“No man is an island, Entire of itself ...
Each man’s death diminishes me, For I am involved in mankind.
Therefore, send not to know, For whom the bell tolls, It tolls for thee.”
— John Donne, Meditations XVII
I must not have been more than seven-years-old. It was a school holiday and we were going to the beach with a group of my parents’ friends and their children. As I hovered excitedly around my mother in the kitchen while she packed lunch, I noticed her unsmiling face. Afraid that I was somehow the cause of her displeasure, I hesitantly asked what was wrong. Her response then still echoes in my mind: “We should not be going out today,” she said, “It is Ashura … it is not a time for celebration, but for contemplation.”
I must have looked at her in surprise because we were not Shias, and must have been relieved when we did go to the picnic after all. But her comment had awakened my curiosity. I remember asking a million questions as we passed a Shia procession or spotted a beautifully decorated horse on our way to the beach. I also remember my parents answering each of my questions clearly and without judgment.
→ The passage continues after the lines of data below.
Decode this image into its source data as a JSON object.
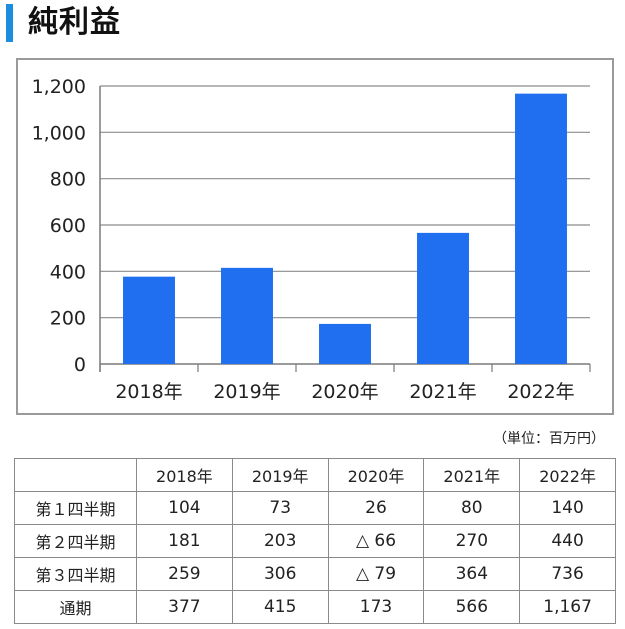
{
  "title": "純利益",
  "colors": {
    "accent": "#1c8ee0",
    "bar": "#1f6ff0",
    "grid": "#8c8c8c"
  },
  "unit_label": "（単位：百万円）",
  "chart_data": {
    "type": "bar",
    "categories": [
      "2018年",
      "2019年",
      "2020年",
      "2021年",
      "2022年"
    ],
    "values": [
      377,
      415,
      173,
      566,
      1167
    ],
    "ylim": [
      0,
      1200
    ],
    "yticks": [
      0,
      200,
      400,
      600,
      800,
      1000,
      1200
    ],
    "ytick_labels": [
      "0",
      "200",
      "400",
      "600",
      "800",
      "1,000",
      "1,200"
    ],
    "grid": true,
    "title": "",
    "xlabel": "",
    "ylabel": ""
  },
  "table": {
    "columns": [
      "",
      "2018年",
      "2019年",
      "2020年",
      "2021年",
      "2022年"
    ],
    "rows": [
      {
        "label": "第１四半期",
        "cells": [
          "104",
          "73",
          "26",
          "80",
          "140"
        ]
      },
      {
        "label": "第２四半期",
        "cells": [
          "181",
          "203",
          "△ 66",
          "270",
          "440"
        ]
      },
      {
        "label": "第３四半期",
        "cells": [
          "259",
          "306",
          "△ 79",
          "364",
          "736"
        ]
      },
      {
        "label": "通期",
        "cells": [
          "377",
          "415",
          "173",
          "566",
          "1,167"
        ]
      }
    ]
  }
}
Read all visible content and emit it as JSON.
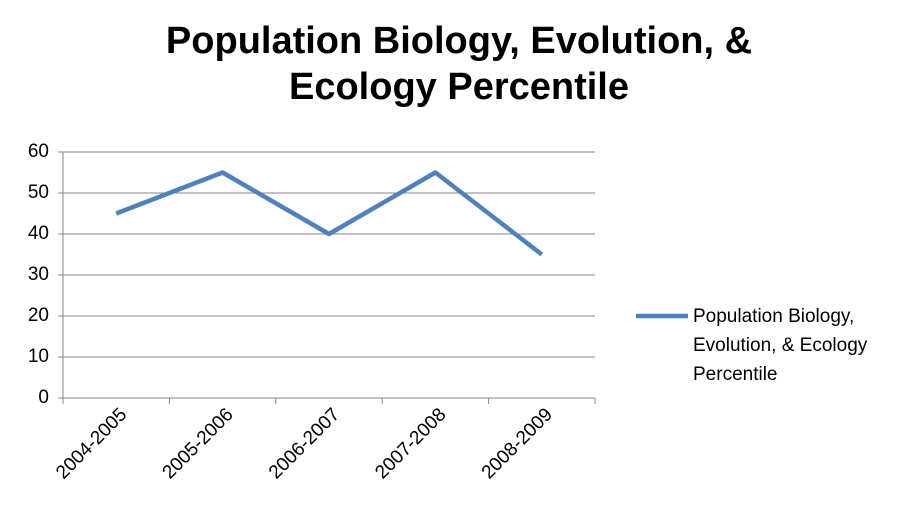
{
  "chart_data": {
    "type": "line",
    "title": "Population Biology, Evolution, & Ecology Percentile",
    "categories": [
      "2004-2005",
      "2005-2006",
      "2006-2007",
      "2007-2008",
      "2008-2009"
    ],
    "series": [
      {
        "name": "Population Biology, Evolution, & Ecology Percentile",
        "color": "#4f81bd",
        "values": [
          45,
          55,
          40,
          55,
          35
        ]
      }
    ],
    "ylim": [
      0,
      60
    ],
    "yticks": [
      0,
      10,
      20,
      30,
      40,
      50,
      60
    ],
    "grid": true,
    "legend": "right"
  }
}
Perhaps, even they did not know it, but in doing so, they were imparting to me, some of my earliest lessons in tolerance, coexistence and respect for another.
Throughout my teenage years, Ashura was synonymous with my mother’s admonitions: “Don’t wear red”, “Don’t play loud music” and “Don’t disturb me during the telecast of Salam-e-Aakhir”. I had found these strictures old-fashioned and promptly ejected them from my life when I moved away. For my mother, however, Ashura remained a time for community-building (she would cook something special to send to the neighbours) and, more importantly, for trying to understand the events that had threatened to wrench the Muslim world asunder so soon after the death of the Holy Prophet (pbuh).
The significance of my mother’s attitude towards Shias only started to sink in over the last few years, as the world around me grew increasingly intolerant and only became starker as I watched with gaping horror, the footage of the Quetta and Abbas Town massacres. I realised then more fully, that in respecting Ashura, my mother was reaffirming the significance of Karbala for all Muslims irrespective of whether they were Shia or Sunni, and in doing so, she was not only making her unique and individual contribution to peace, but also training another generation — her children — to continue making this contribution.
My mother, of course, has no inkling of the public implications of her private beliefs. Her empathy for the protagonists of Karbala — whether it was Hazrat Imam Hussain (RA), Hazrat Bibi Zainab (RA) or the infant Hazrat Ali Asghar (RA) — stemmed from an appreciation of humanity rather than a reaction to the politics that flowed after the event. She felt, at a visceral level, that like her the martyrs of Karbala were ordinary people, bound to each other by ties of filial love. But she also realised that unlike her, they were special due to their close bond with her beloved Holy Prophet (pbuh), their uncompromising courage in the face of adversity and their resolve to die for their faith.
As I think about the perpetrators of Quetta and Abbas Town massacres, I wonder at the circumstances in which they may have been raised.
I wonder at the extent of the deprivation they may have suffered and the severity of the indoctrination they may have received, that has succeeded in blotting out all human feeling from their souls.
And even as I realise that their actions stem from the deep fragmentation, indifference and self-absorption that has come to characterise our society, I also realise that this is not the time for extending sympathy to them, but for standing firm in the call for strong punitive action. Failure to do so on our part will only take us one step closer to the time when they come for us.
Published in The Express Tribune, March 14th, 2013.
Correction: An earlier version of this article mistakenly mentioned Hazrat Zainul Abedin (RA) in place of Hazrat Ali Asghar (RA). The error is regretted and has been rectified.